Call us Portland North because we have what might be the strongest food truck culture in Canada. A big part of that is thanks to the efforts of Sharon Yeo and Mack Male, the founders of What the Truck. The event has come a long way since the first one in May 2015 when 12,000 people RSVP’d making it obvious that Edmontonians love their food trucks. In 2016, five WTT events were held with 90 trucks participating. Ninety—that’s a pretty big deal for a Canadian city. Make sure you keep your eyes open for the 2017 schedule. Herding food trucks is no easy feat; Male and Yeo deserve a medal.
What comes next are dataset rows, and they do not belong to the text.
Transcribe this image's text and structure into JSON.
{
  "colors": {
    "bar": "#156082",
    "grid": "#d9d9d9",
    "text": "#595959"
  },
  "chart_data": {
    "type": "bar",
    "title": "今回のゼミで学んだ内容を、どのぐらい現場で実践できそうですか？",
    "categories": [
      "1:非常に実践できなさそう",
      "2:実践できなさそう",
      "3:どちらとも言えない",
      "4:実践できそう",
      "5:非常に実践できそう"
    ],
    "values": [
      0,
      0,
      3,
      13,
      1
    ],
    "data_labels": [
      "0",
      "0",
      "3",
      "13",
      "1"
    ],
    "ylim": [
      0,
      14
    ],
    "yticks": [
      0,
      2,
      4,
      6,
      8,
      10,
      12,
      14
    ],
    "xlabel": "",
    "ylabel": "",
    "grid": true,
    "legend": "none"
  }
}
Passing of Brendan Brewster and Gail Hall
In 2016 our hearts broke with the loss of two beautiful and talented people. In March, we said goodbye to Brendan Brewster, bartender extraordinaire, responsible for setting up cocktail programs in various Canadian cities. He introduced us to Fernet Branca (a.k.a. the bartender’s handshake) and gave us the Smoke and Oak Fashioned, now a legendary cocktail at North 53. Sitting across from this bear of a man while he made a cocktail made you feel like the most special person in the bar. In November, chef, food advocate, local food supporter, Gail Hall, succumbed to breast cancer. Those who knew Gail admired her for how she confronted, fought and gracefully accepted the hand to which she was dealt. Her humour and positive outlook was amazing, and until her last breath, she remained an inspiration to everyone around her. Our city is poorer without Brendan and Gail here but forever grateful that we had them while we did.